Do segundo encontro em diante, era sempre ela que me procurava. Podia me esconder na grota mais disfarçada da mata, podia trepar até no galho de pau mais alto, que ela sempre arranjava um jeito de chegar por perto, com aquele arzinho desconfiado. Hoje, eu sei por que quando eu caí em cima dela de surpresa, ela não fez nem resistência, nem alarde. Ela fingia que estava descuidada como maneira de me atrair e como sinal de que não tinha ninguém pela redondeza.

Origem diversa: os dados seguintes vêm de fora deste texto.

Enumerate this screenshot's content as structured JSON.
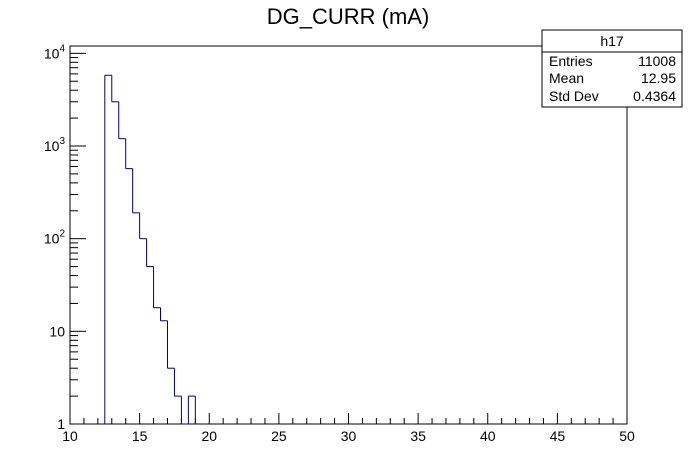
{
  "window": {
    "background": "#ffffff"
  },
  "chart_data": {
    "type": "bar",
    "title": "DG_CURR (mA)",
    "xlabel": "",
    "ylabel": "",
    "x_scale": "linear",
    "y_scale": "log",
    "xlim": [
      10,
      50
    ],
    "ylim": [
      1,
      12000
    ],
    "grid": false,
    "line_color": "#000080",
    "x_ticks": [
      {
        "value": 10,
        "label": "10"
      },
      {
        "value": 15,
        "label": "15"
      },
      {
        "value": 20,
        "label": "20"
      },
      {
        "value": 25,
        "label": "25"
      },
      {
        "value": 30,
        "label": "30"
      },
      {
        "value": 35,
        "label": "35"
      },
      {
        "value": 40,
        "label": "40"
      },
      {
        "value": 45,
        "label": "45"
      },
      {
        "value": 50,
        "label": "50"
      }
    ],
    "y_ticks": [
      {
        "value": 1,
        "base": "1",
        "exp": ""
      },
      {
        "value": 10,
        "base": "10",
        "exp": ""
      },
      {
        "value": 100,
        "base": "10",
        "exp": "2"
      },
      {
        "value": 1000,
        "base": "10",
        "exp": "3"
      },
      {
        "value": 10000,
        "base": "10",
        "exp": "4"
      }
    ],
    "bins": [
      {
        "low": 12.5,
        "high": 13.0,
        "count": 5800
      },
      {
        "low": 13.0,
        "high": 13.5,
        "count": 3000
      },
      {
        "low": 13.5,
        "high": 14.0,
        "count": 1200
      },
      {
        "low": 14.0,
        "high": 14.5,
        "count": 570
      },
      {
        "low": 14.5,
        "high": 15.0,
        "count": 190
      },
      {
        "low": 15.0,
        "high": 15.5,
        "count": 100
      },
      {
        "low": 15.5,
        "high": 16.0,
        "count": 50
      },
      {
        "low": 16.0,
        "high": 16.5,
        "count": 18
      },
      {
        "low": 16.5,
        "high": 17.0,
        "count": 13
      },
      {
        "low": 17.0,
        "high": 17.5,
        "count": 4
      },
      {
        "low": 17.5,
        "high": 18.0,
        "count": 2
      },
      {
        "low": 18.0,
        "high": 18.5,
        "count": 0
      },
      {
        "low": 18.5,
        "high": 19.0,
        "count": 2
      }
    ]
  },
  "stats_box": {
    "name": "h17",
    "rows": [
      {
        "label": "Entries",
        "value": "11008"
      },
      {
        "label": "Mean",
        "value": "12.95"
      },
      {
        "label": "Std Dev",
        "value": "0.4364"
      }
    ]
  }
}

Foi o momento mais natural e paresque a maneira mais simples de praticar o meu ofício. Nem foi preciso olhar, falar, fazer qualquer gesto. Foi o desejo se misturando com o prazer, juntando todos os momentos. Nossos corpos nus se atraíram como visgo. Quando demos por nós, já estávamos enroscados um no outro: primeiro no barro, depois na lama, até acabar por dentro d'água, rolando e nadando como peixes. Ou quem sabe, até voando como pássaros. Pra­ticamos, dias, as formas mais livres de todos os afetos. Na­dando, trepando, voando, sonhando, quase se afogando, ou simplesmente ouvindo a terra estremecer e vendo a mata fechar o nosso mundo. E não posso dizer que, com essa índia, eu senti no exato momento o aviso que eu sempre sentia quando fazia um filho homem. Ora era na água, ora era na praia, ora era no mato, machucando ervas e aca­mando folhas secas. Mas em tudo eu sentia a natureza. Sen­tia que estava devolvendo o meu sangue e que o filho nas­cido daqueles eitos nunca mais ia ser visto. Era como se eu tivesse plantado uma árvore na floresta virgem. Deixado escapar uma caça na clareira. Libertado um pássaro num céu bem alto ou derramado n'água um baita cardume de peixes vívos. Assim eu tinha entregue esse meu filho à natureza. Só que pra ele, eu queria uma vida ainda mais livre. 

Esse — eu lhe digo — esse meu filho com essa índia é pura invenção do meu ofício. Forças do sangue borbulham pelos olhos e pelas partes. Esse ofício de fazedor de homens me indica. Tenho certeza que deixei esse filho grelado na­quela indiazinha. Mas também é só isso a que meu pensa­mento se atreve. Eu não quero nem lhe dizer como imagino esse meu filho índio. Dele eu não sei nem o nome. Tenho até medo de prender o seu destino amarrado no meu pensa­mento. Quero ele sempre livre, enquanto for livre a natureza. Agora, eu lhe confesso: só tenho medo que ponham por perto dele uma estrada, uma fazenda ou então en­contrem por perto de suas terras alguma mina. Olhe, eu ando muito consumido. Penso no perigo que corre a liber­dade desse meu filho índio. Tomara que essas estradas que estão cortando as matas não passem ainda por perto das terras dele. Nem por perto, nem por longe. Quando penso nele sempre digo: Deus te livre, meu filho, dos perigos duma estrada ou duma fazenda, Deus te livre ainda mais das botas de sete léguas dessa imundícia de progresso.